Both carbachol (10(-4)-10(-3) mol/l) and cholecystokinin octapeptide (CCK-8) (10(-8)-10(-6) mol/l) significantly stimulated the release of pepsinogen from rabbit gastric mucosa maintained in organ culture (213-216% and 143-261% of control, respectively, p less than 0.05-0.01). The secretion was not affected by removing Ca2+ from the culture medium with ethylene glycol tetra-acetic acid. Verapamil failed to inhibit the secretion of pepsinogen induced by the drugs in ordinary culture medium containing Ca2+. In contrast, nicorandil (10(-6)-10(-4) mol/l) attenuated the release of pepsinogen by the drugs in a dose dependent manner, regardless of the presence or absence of Ca2+ in the culture medium.

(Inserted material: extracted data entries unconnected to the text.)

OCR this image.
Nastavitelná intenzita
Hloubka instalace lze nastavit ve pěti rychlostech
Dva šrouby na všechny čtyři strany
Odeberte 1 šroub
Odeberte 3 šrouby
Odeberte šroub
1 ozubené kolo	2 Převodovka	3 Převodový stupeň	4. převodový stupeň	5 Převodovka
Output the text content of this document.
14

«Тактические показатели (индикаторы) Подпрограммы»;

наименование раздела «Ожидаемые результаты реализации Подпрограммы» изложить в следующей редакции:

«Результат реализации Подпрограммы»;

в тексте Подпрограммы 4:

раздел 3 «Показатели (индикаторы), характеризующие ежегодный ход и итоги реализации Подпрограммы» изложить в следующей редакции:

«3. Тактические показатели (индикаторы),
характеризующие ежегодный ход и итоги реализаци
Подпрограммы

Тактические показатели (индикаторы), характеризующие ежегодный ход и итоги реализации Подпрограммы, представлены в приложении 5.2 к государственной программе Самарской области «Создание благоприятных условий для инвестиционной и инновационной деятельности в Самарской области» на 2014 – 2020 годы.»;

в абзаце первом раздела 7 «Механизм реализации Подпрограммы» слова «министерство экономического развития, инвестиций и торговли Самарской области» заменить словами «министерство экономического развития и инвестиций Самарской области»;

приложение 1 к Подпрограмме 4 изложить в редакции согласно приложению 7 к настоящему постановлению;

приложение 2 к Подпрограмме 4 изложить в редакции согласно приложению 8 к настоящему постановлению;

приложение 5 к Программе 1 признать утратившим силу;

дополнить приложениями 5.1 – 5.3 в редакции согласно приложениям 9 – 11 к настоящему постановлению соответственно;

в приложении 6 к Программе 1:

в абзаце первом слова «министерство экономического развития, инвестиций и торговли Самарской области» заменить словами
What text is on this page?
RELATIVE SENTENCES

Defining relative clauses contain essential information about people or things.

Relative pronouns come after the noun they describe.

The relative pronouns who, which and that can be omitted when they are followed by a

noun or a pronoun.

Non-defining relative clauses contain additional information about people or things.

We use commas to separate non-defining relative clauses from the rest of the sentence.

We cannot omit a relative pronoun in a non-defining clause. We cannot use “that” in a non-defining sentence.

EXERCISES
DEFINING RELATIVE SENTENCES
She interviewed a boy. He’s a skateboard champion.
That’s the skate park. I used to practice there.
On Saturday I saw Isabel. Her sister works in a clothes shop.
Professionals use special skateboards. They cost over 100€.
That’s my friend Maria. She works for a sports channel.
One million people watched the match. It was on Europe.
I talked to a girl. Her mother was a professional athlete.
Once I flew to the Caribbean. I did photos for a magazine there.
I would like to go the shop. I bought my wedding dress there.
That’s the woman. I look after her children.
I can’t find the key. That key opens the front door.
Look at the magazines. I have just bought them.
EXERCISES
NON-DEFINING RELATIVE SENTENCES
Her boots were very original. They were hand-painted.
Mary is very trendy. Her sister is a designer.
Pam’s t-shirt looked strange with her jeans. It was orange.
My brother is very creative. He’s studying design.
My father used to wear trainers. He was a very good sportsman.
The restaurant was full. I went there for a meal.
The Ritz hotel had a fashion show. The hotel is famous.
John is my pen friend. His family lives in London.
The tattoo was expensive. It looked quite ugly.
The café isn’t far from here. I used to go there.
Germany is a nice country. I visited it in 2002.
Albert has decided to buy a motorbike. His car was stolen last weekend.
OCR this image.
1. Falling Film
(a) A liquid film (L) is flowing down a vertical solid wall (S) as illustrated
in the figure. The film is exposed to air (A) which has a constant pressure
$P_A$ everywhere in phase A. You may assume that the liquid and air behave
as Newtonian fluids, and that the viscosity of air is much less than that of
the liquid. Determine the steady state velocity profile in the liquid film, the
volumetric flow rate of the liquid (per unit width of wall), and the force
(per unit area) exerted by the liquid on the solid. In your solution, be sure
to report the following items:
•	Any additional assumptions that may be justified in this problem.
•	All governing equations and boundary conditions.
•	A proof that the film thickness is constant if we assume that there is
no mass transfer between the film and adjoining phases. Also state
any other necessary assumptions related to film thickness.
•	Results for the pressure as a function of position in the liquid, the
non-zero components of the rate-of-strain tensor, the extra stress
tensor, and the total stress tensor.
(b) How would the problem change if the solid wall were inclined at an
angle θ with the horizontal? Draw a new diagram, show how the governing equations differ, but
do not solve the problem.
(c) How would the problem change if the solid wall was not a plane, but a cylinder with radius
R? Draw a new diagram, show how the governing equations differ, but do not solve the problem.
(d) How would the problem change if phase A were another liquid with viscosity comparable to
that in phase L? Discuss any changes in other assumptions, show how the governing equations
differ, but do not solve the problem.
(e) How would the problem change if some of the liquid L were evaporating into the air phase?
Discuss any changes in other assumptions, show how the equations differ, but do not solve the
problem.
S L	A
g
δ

W-7 (10(-6)-10(-4) mol/l) and W-5 (10(-5) and 10(-4), or 10(-6) mol/l) reduced significantly the secretion of pepsinogen induced by carbachol (53-71% and 63-81% of control, respectively, p less than 0.05-0.01) and that by CCK-8 (49-67% and 66-76% of control, respectively, p less than 0.01) in the Ca2+ containing medium. However, W-7 did not show significant inhibition of cyclic adenosine monophosphate (cAMP) and forskolin induced pepsinogen secretion. These findings indicate that the calmodulin messenger branch that is activated by a rise of intracellular Ca2+ mobilised in cytosol from its intracellular, but not extracellular, source plays a critical role in pepsinogen secretion induced by carbachol and CCK-8. It seems likely that an increase in cAMP in cytosol does not provoke any calmodulin mediated pepsinogen secretion.